The Federal Court had ruled that pilots should end slowdown practices such as leaving the gate on time – when it was possible for them to leave early – and calling in sick on short notice in order to pressure Atlas during negotiations over a new contract.

The Airline Professionals Association, Teamsters Local 1224 said that after reviewing the decision in detail it would fight on.

“We disagree with the court’s decision and plan to promptly petition for a rehearing,” said Capt. Daniel Wells, Atlas Air pilot and President of Teamsters Local 1224.

“[Parent company] Atlas Air Worldwide Holdings (AAWW) brought this suit originally to deflect attention and blame away from its incompetent management of the airline and the supposed merger between Southern and Atlas Air pilots — which is the real cause of the operational failures seen by our customers.

“It’s unfortunate that AAWW is spending its time suing its employees instead of working with them to improve conditions so we attract the skilled talent we need to sustain our operation and deliver for clients into the future.

“Our pilot group has been speaking out against the company’s heavy-handed and outdated practices because we know that chronic mismanagement, a pilot shortage, and poor working conditions are what’s threatening our long-term operation and will continue doing everything we can to get Atlas back on track.”

Edward Gleason, general counsel at APA Teamsters Local 1224, added: “We are both surprised and deeply disappointed by the court’s decision.
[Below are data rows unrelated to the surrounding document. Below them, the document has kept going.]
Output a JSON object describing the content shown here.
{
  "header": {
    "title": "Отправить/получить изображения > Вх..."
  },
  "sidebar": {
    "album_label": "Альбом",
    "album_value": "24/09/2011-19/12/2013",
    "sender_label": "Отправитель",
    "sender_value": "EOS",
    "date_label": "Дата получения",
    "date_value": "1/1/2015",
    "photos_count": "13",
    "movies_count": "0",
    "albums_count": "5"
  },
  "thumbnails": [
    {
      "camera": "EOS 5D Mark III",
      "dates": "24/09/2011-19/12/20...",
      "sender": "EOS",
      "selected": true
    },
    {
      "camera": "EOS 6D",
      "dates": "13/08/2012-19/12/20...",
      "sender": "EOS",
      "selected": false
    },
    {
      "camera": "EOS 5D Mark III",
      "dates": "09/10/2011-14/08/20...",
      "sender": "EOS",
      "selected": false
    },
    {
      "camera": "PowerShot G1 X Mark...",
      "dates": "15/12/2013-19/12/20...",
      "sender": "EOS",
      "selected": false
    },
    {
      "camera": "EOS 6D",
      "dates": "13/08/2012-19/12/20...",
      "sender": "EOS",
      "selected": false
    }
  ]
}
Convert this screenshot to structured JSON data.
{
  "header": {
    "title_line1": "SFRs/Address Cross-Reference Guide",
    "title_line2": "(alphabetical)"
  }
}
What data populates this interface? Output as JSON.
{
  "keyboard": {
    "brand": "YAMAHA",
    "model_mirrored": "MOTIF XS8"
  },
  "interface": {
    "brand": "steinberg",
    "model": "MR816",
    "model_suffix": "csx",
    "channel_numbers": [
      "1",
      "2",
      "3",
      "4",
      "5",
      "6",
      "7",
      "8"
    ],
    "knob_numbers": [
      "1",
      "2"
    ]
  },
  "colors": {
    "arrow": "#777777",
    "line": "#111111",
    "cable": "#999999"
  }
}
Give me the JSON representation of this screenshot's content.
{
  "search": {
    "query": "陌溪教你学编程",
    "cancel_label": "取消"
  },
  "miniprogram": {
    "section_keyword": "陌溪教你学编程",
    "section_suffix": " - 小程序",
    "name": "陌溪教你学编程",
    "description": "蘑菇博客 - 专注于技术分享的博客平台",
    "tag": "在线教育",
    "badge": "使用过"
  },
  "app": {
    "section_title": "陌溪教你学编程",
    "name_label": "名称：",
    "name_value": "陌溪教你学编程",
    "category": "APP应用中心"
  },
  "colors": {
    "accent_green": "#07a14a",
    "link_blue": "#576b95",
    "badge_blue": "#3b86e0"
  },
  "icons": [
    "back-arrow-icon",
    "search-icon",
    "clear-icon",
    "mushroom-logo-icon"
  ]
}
The court has affirmed a status quo injunction without ever identifying the status quo that the union is said to have violated.

“That is the same fundamental mistake that the district court made, and it is one that we believe warrants reconsideration and reversal by the court.  We therefore fully anticipate filing a petition for rehearing along with a petition for rehearing en banc.”

The pilots’ unions had argued that the contract negotiations should have been classed as a minor dispute, which would have allowed them to carry out work slowdowns, while Atlas said that it was a major dispute, which curtails the unions’ ability to pursue slowdowns until negotiations are complete.

The appeals court also found in favour of Atlas in other arguments made by the unions over their right to work slow.

The Court of Appeals also affirmed the District Court’s decision that the [unions] must maintain the status quo under the Railway Labor Act and must continue to take affirmative action to prevent and to refrain from any form of interference with the Company’s operations, Atlas said.

The dispute comes as Atlas Air Worldwide is hoping to bring pilots from Southern Air and Atlas Air onto the same joint Collective Bargaining Agreement (CBA) following its takeover of Southern in 2016.